Over the years the Tories have occasionally flirted with the idea. But backing for a flat tax has remained largely the preserve of think tanks and lobby groups. One main argument against a flat tax is that current taxes are complicated for a reason – it’s not the number of tax rates that makes the tax code complicated, it’s the fact that defining income is a complicated business – a job made harder in the context of a complex, globally integrated economy where many participants really are trying to avoid as much tax as possible. Income is complex: it makes sense that taxing it is complex, too.
What about the Russian example?
Those countries in eastern Europe that adopted flat taxes were all relatively poor with relatively weak governance and correspondingly large catch-up opportunities. By contrast, the UK has a well-established legal, corporate and fiscal framework, where the view that a flat tax could lead to a big jump in compliance looks much shakier. And the role of flat taxes in generating increases in the tax take in Russia and elsewhere has proved hard to quantify since those economies were at the same time subjected to so much additional radical reform. In recent years Latvia and Lithuania have both dropped their flat taxes and moved to a progressive system.

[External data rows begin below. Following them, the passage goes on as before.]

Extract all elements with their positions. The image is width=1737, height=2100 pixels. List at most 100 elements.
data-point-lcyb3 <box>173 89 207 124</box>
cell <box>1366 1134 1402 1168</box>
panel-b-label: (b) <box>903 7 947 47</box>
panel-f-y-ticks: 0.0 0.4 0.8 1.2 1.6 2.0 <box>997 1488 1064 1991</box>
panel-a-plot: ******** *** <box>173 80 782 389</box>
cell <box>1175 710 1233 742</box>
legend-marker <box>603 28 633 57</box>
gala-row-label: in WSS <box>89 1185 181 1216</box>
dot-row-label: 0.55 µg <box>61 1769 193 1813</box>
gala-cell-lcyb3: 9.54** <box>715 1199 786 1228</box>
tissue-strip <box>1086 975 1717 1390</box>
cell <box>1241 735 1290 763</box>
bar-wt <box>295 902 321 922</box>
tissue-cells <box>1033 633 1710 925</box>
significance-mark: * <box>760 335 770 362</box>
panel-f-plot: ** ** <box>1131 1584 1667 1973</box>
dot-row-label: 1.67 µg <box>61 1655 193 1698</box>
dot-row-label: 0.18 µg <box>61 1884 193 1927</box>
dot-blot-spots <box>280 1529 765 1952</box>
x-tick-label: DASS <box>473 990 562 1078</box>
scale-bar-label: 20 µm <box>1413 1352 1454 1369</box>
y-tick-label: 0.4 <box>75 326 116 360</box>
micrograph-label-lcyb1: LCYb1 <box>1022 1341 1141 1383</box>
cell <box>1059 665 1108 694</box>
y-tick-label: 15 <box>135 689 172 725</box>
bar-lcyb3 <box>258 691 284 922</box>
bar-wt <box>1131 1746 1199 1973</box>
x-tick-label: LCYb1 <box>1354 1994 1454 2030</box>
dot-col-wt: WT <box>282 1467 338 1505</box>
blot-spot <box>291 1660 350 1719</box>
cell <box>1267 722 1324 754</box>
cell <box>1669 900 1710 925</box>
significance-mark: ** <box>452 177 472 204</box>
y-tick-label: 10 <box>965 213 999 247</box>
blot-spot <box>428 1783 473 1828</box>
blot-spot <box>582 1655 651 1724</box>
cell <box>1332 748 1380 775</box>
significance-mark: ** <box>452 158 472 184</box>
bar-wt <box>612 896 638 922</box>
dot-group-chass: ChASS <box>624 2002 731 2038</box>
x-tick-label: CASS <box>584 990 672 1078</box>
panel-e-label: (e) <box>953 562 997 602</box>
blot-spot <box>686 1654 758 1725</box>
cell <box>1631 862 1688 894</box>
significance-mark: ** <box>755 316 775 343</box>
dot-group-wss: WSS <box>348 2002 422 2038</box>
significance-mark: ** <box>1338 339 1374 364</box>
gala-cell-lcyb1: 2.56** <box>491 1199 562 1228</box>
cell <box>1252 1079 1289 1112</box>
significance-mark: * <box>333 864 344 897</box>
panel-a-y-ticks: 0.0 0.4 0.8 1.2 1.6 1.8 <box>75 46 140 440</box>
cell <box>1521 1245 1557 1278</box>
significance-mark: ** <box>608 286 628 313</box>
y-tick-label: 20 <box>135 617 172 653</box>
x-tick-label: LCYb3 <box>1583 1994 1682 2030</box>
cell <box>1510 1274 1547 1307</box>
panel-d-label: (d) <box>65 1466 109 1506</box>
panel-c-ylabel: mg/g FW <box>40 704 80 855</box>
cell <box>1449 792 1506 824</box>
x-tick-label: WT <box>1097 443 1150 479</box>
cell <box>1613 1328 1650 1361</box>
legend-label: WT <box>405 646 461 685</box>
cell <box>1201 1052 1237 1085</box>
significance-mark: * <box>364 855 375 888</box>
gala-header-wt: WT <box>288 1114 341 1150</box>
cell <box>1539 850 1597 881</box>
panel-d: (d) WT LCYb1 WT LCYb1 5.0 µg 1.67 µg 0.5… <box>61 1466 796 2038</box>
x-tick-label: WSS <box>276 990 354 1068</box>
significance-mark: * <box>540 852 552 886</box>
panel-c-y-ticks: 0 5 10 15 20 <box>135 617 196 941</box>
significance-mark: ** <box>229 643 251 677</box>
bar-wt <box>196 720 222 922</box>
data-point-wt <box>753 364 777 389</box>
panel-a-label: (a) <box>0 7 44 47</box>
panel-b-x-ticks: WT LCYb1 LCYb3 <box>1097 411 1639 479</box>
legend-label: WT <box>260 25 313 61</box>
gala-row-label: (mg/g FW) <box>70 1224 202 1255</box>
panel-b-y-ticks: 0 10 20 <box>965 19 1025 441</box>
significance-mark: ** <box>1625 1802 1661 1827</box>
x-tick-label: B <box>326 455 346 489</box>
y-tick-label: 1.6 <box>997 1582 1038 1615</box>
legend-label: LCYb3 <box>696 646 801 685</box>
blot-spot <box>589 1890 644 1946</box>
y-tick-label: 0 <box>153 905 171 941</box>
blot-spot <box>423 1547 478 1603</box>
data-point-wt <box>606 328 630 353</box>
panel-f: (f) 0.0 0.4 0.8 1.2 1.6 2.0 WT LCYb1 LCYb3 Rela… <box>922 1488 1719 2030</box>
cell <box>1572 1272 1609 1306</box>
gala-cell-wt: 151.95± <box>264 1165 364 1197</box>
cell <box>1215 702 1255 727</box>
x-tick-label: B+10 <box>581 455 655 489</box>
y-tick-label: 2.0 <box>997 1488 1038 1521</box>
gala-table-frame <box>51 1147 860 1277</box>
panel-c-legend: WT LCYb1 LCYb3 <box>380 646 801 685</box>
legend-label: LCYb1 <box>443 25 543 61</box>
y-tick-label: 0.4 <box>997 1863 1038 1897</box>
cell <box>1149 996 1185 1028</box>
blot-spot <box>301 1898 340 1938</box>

So forget the whole thing then?
Any revenue-neutral flat tax would be a tough sell politically, since it would inevitably produce a large number of losers, most of them falling in the middle of the income distribution. But the chancellor, Rishi Sunak, will need to think big to fill the giant post-pandemic fiscal hole, says Ross Clark in The Spectator. His review of capital-gains tax is a start: it’s far too easy for the wealthy to avoid tax by engineering income as capital gains. But he could “go the whole hog” and introduce a flat tax that covers income and capital gains, and even inheritances and investment income. Sunak’s challenge is not to use a flat tax to cut the tax base, but increase it. Flat taxes are often seen as politically unviable because of the perception that millionaires pay the same rate as the low-paid. “But it doesn’t have to mean that at all,” as Clark says. One solution would be a “two-rate flat tax”, say of 20% and 40%. “The important element is that all income, capital gains, etc, are treated the same way – and that therefore there are far fewer opportunities for avoidance.” A two-tier flat-tax system would be simpler and fairer – and raise more tax.